Data released by Microsoft threat intelligence teams shows that COVID-19 themed threats are retreads of existing attacks that have been slightly altered to tie to this pandemic. "This means we’re seeing a changing of lures, not a surge in attacks," said Rob Lefferts Corporate Vice President, Microsoft 365 Security. Microsoft's intelligence shows that these attacks are settling into a rhythm that is the normal ebb and flow of the threat environment:
- Every country in the world has seen at least one COVID-19 themed attack. The volume of successful attacks in outbreak-hit countries is increasing, as fear and the desire for information grows. Microsoft's telemetry shows that China, the United States, and Russia have been hit the hardest.
- The trendy and pervasive Trickbot and Emotet malware families are very active and rebranding their lures to take advantage of the outbreak. Microsoft has observed 76 threat variants to date globally using COVID-19 themed lures.
- Microsoft tracks thousands of email phishing campaigns that cover millions of malicious messages every week. Phishing campaigns are more than just one targeted email at one targeted user. They include potentially hundreds or thousands of malicious emails targeting hundreds or thousands of users, which is why they can be so effective. Of the millions of targeted messages we see each day, roughly 60,000 include COVID-19 related malicious attachments or malicious URLs.
- While that number sounds very large, it’s important to note that that is less than two percent of the total volume of threats Microsoft actively tracks and protects against daily, which reinforces that the overall volume of threats is not increasing but attackers are shifting their techniques to capitalize on fear. Attackers are impersonating established entities like the World Health Organization (WHO), Centers for Disease Control and Prevention (CDC), and the Department of Health to get into inboxes.
- In a single day, Microsoft's SmartScreen sees and processes more than 18,000 malicious COVID-19-themed URLs and IP addresses. .
Microsoft Office 365 Advanced Threat Protection prevented a big phishing campaign that used a fake Office 365 sign-in page to capture credentials.
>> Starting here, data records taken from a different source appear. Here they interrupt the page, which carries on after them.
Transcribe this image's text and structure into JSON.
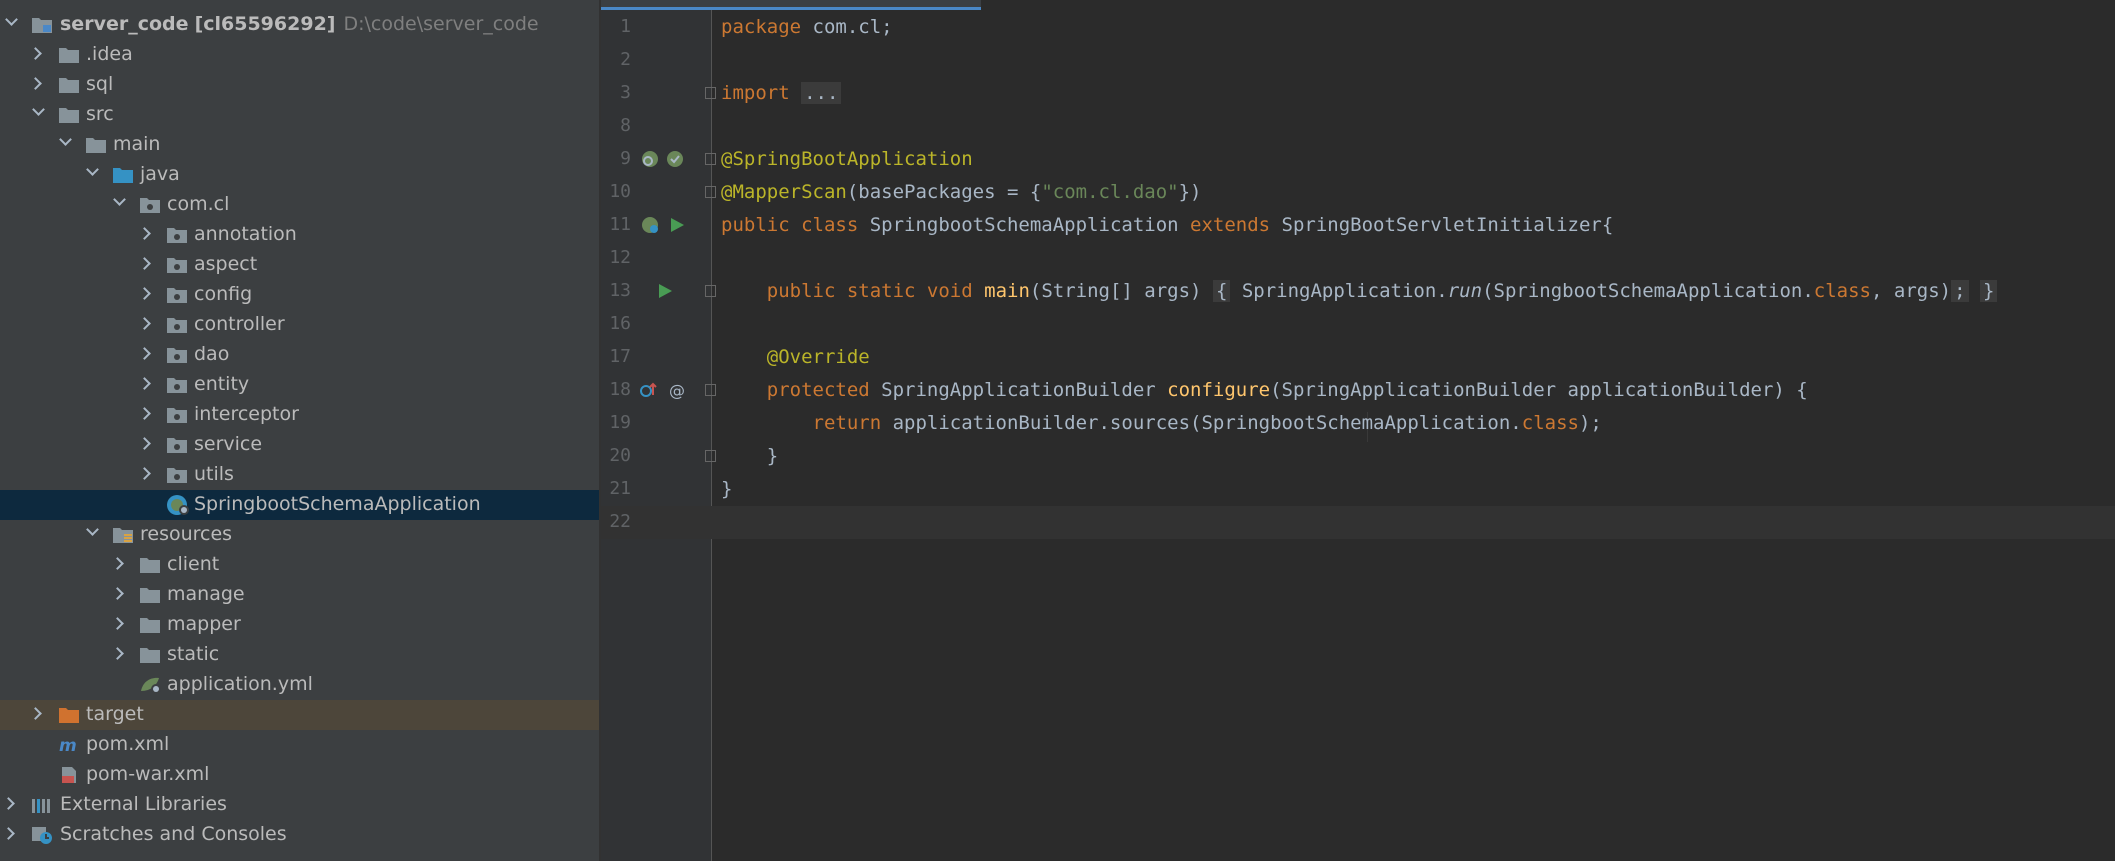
{
  "project_tree": {
    "root": {
      "name": "server_code",
      "module": "[cl65596292]",
      "path": "D:\\code\\server_code"
    },
    "items": [
      {
        "label": ".idea"
      },
      {
        "label": "sql"
      },
      {
        "label": "src"
      },
      {
        "label": "main"
      },
      {
        "label": "java"
      },
      {
        "label": "com.cl"
      },
      {
        "label": "annotation"
      },
      {
        "label": "aspect"
      },
      {
        "label": "config"
      },
      {
        "label": "controller"
      },
      {
        "label": "dao"
      },
      {
        "label": "entity"
      },
      {
        "label": "interceptor"
      },
      {
        "label": "service"
      },
      {
        "label": "utils"
      },
      {
        "label": "SpringbootSchemaApplication"
      },
      {
        "label": "resources"
      },
      {
        "label": "client"
      },
      {
        "label": "manage"
      },
      {
        "label": "mapper"
      },
      {
        "label": "static"
      },
      {
        "label": "application.yml"
      },
      {
        "label": "target"
      },
      {
        "label": "pom.xml"
      },
      {
        "label": "pom-war.xml"
      },
      {
        "label": "External Libraries"
      },
      {
        "label": "Scratches and Consoles"
      }
    ]
  },
  "editor": {
    "line_numbers": [
      "1",
      "2",
      "3",
      "8",
      "9",
      "10",
      "11",
      "12",
      "13",
      "16",
      "17",
      "18",
      "19",
      "20",
      "21",
      "22"
    ],
    "lines": {
      "l1_kw": "package",
      "l1_rest": " com.cl;",
      "l3_kw": "import",
      "l3_fold": "...",
      "l9_ann": "@SpringBootApplication",
      "l10_ann": "@MapperScan",
      "l10_a": "(basePackages = {",
      "l10_str": "\"com.cl.dao\"",
      "l10_b": "})",
      "l11_kw1": "public class",
      "l11_a": " SpringbootSchemaApplication ",
      "l11_kw2": "extends",
      "l11_b": " SpringBootServletInitializer{",
      "l13_kw": "public static void",
      "l13_fn": "main",
      "l13_a": "(String[] args)",
      "l13_open": "{",
      "l13_b": " SpringApplication.",
      "l13_run": "run",
      "l13_c": "(SpringbootSchemaApplication.",
      "l13_cls": "class",
      "l13_d": ", args)",
      "l13_semi": ";",
      "l13_close": "}",
      "l17_ann": "@Override",
      "l18_kw": "protected",
      "l18_a": " SpringApplicationBuilder ",
      "l18_fn": "configure",
      "l18_b": "(SpringApplicationBuilder applicationBuilder) {",
      "l19_kw": "return",
      "l19_a": " applicationBuilder.sources(SpringbootSchemaApplication.",
      "l19_cls": "class",
      "l19_b": ");",
      "l20": "}",
      "l21": "}"
    }
  }
}
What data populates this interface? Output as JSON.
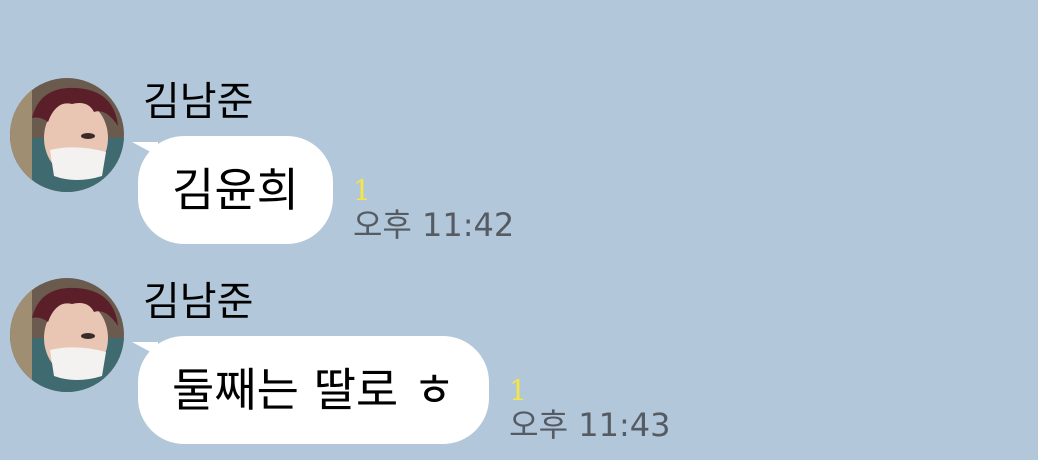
{
  "colors": {
    "background": "#b2c7d9",
    "bubble": "#ffffff",
    "unread": "#f5e742",
    "time": "#555b63"
  },
  "messages": [
    {
      "sender": "김남준",
      "text": "김윤희",
      "unread": "1",
      "time": "오후 11:42",
      "avatar_icon": "profile-photo"
    },
    {
      "sender": "김남준",
      "text": "둘째는 딸로 ㅎ",
      "unread": "1",
      "time": "오후 11:43",
      "avatar_icon": "profile-photo"
    }
  ]
}
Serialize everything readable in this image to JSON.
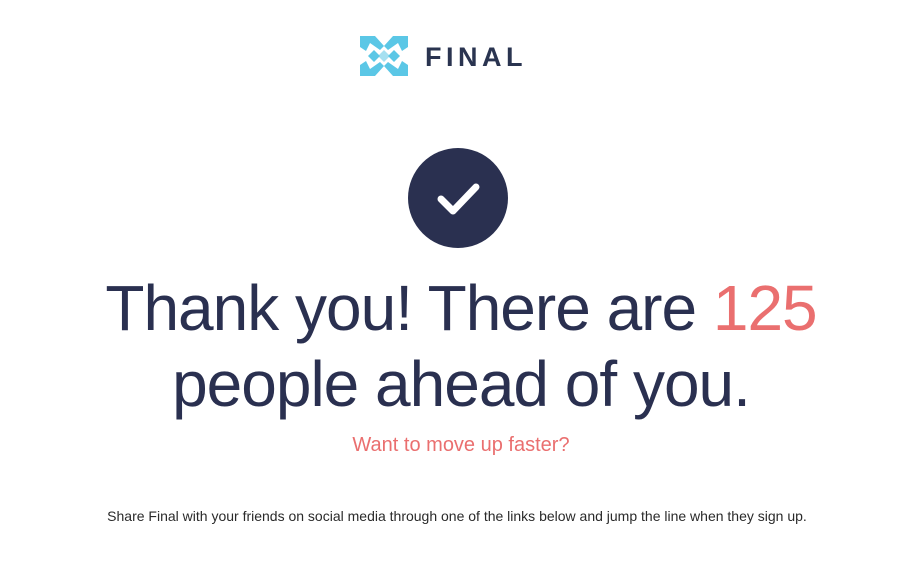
{
  "brand": {
    "name": "FINAL",
    "logo_icon": "final-logo-mark-icon",
    "logo_color": "#5bc7e6",
    "text_color": "#2a3450"
  },
  "confirmation": {
    "icon": "checkmark-icon",
    "circle_color": "#2a3050"
  },
  "headline": {
    "prefix": "Thank you! There are ",
    "count": "125",
    "line2": "people ahead of you.",
    "text_color": "#2a3050",
    "accent_color": "#ea6f6f"
  },
  "subhead": {
    "text": "Want to move up faster?"
  },
  "info": {
    "text": "Share Final with your friends on social media through one of the links below and jump the line when they sign up."
  }
}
Roughly 2,300 unique HTML attachments posing as COVID-19 financial compensation information were caught in 24 hours in this one campaign. Microsoft expects to see more campaigns that utilize the economic fear from lost income, as governments widen the mandatory shutdown of their economies and stimulus funds begin to be issued in the U.S.
- Several advanced persistent threat and nation-state actors have been observed targeting healthcare organizations and using COVID-19-themed lures in their campaigns. Microsoft continue to identify, track, and build proactive protections against these threats in all of its security products.